Skin, Touching, Skin: Disability, Touch, and Radical Interdependence

Skin, Touching, Skin: Disability, Touch, and Radical Interdependence

Christina Crosby • Wesleyan University

November 19 @ 6 P.M. | Daniel Family Commons, Usdan University Center

What can we learn from thinking about bodies imperfect and undone? In the field of disability studies, bodies are distinguished by “brilliant imperfections” (Eli Clare)that wrongly lead to social disablement and exclusion from public life, injuring those so disabled and impoverishing our understanding of human being. Many disabled people living with significant impairments need daily help with basic functions, as I do. Perhaps the touch of care that so many bodies require can recall us to the radical interdependence of us all. Touching makes for universality—no person can live through infancy without it—and touching is a connection across the spaces between irreducibly singular human beings.
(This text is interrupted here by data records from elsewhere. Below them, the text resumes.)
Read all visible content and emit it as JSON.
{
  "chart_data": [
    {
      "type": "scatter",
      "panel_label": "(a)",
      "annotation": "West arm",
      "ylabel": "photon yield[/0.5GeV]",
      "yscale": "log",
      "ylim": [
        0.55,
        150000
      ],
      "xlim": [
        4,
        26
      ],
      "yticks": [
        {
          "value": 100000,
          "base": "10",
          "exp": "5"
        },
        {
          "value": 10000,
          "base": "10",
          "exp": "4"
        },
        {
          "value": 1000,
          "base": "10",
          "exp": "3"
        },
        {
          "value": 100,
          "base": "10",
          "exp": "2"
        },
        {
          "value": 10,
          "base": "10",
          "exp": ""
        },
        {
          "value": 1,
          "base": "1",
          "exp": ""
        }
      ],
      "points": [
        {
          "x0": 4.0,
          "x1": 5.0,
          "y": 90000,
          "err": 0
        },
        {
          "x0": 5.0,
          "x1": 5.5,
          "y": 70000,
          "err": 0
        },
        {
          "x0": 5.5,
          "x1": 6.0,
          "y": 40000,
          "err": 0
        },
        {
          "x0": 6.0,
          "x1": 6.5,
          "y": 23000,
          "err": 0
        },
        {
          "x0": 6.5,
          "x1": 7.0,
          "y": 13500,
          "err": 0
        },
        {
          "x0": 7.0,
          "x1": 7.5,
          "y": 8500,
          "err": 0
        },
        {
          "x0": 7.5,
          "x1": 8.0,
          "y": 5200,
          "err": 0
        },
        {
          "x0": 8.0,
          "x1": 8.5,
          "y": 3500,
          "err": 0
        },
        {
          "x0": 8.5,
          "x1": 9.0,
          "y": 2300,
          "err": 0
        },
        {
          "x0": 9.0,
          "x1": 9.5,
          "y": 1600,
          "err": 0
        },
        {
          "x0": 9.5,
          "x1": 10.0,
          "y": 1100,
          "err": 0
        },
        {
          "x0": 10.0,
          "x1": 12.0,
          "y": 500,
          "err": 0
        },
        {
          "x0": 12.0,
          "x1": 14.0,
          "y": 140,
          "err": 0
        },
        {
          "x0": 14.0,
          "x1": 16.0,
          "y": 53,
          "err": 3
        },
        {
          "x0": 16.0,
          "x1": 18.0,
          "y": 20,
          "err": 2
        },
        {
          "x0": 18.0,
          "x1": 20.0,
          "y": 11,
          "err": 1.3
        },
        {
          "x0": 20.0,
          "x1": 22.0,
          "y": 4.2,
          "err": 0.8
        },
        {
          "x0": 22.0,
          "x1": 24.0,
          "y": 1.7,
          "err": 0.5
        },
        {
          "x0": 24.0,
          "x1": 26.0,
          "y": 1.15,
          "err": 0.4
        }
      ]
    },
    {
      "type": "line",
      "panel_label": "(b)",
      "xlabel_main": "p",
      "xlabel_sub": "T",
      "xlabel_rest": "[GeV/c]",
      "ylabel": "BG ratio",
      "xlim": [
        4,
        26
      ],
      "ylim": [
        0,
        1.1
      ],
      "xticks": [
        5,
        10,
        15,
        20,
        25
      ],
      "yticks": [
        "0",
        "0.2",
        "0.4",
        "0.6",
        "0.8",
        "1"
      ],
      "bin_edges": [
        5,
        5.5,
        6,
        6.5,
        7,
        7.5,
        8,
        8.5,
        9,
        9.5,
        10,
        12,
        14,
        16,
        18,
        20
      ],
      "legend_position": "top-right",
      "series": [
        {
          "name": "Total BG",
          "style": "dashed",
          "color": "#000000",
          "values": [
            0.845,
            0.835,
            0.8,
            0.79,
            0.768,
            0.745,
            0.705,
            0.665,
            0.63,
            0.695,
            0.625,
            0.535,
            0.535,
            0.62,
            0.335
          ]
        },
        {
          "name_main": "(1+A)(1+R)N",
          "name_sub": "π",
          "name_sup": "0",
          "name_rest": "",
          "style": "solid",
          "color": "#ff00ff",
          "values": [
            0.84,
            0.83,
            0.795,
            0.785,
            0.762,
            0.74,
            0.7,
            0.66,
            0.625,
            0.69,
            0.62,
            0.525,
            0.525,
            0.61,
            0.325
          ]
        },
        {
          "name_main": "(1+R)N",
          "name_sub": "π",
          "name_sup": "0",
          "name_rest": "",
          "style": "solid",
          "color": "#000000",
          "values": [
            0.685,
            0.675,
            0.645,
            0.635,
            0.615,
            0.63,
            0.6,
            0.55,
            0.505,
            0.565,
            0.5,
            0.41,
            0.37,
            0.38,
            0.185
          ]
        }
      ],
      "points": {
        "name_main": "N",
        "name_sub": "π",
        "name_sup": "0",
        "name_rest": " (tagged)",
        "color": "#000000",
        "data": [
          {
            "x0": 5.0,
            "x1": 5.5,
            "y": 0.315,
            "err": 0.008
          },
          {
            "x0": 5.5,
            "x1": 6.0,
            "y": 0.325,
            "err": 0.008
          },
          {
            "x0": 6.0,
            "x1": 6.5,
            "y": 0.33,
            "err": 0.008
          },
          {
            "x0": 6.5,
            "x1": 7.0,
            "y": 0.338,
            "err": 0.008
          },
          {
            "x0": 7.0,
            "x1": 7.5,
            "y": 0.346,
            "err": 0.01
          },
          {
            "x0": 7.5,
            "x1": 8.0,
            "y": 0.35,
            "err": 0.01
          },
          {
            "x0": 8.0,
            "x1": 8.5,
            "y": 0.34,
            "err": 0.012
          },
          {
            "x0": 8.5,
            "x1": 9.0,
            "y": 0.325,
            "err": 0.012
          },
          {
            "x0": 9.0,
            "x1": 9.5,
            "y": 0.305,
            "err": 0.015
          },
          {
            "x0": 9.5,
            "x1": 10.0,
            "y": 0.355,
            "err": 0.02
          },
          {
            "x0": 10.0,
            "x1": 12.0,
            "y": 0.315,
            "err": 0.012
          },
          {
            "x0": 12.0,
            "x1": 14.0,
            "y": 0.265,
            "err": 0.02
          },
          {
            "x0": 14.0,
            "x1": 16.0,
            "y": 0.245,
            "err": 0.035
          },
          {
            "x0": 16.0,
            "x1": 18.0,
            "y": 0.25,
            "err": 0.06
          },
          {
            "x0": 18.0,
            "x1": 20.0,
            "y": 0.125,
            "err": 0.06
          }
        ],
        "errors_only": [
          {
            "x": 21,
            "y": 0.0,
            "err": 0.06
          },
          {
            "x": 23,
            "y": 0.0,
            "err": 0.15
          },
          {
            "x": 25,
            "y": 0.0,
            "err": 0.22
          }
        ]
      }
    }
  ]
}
In this sense, touching is both a ground of universal interdependence and an act that confirms the inadequacy of any idea of universal human “being.” I consider these matters by thinking first about the complexities of skin as both organ and idea, then turn to the unsettling excitations of sexual touch. I close by briefly thinking about how Maggie Nelson's decidedly queer artistic practice demonstrates the complexities of embodied life at the limits of analytic understanding.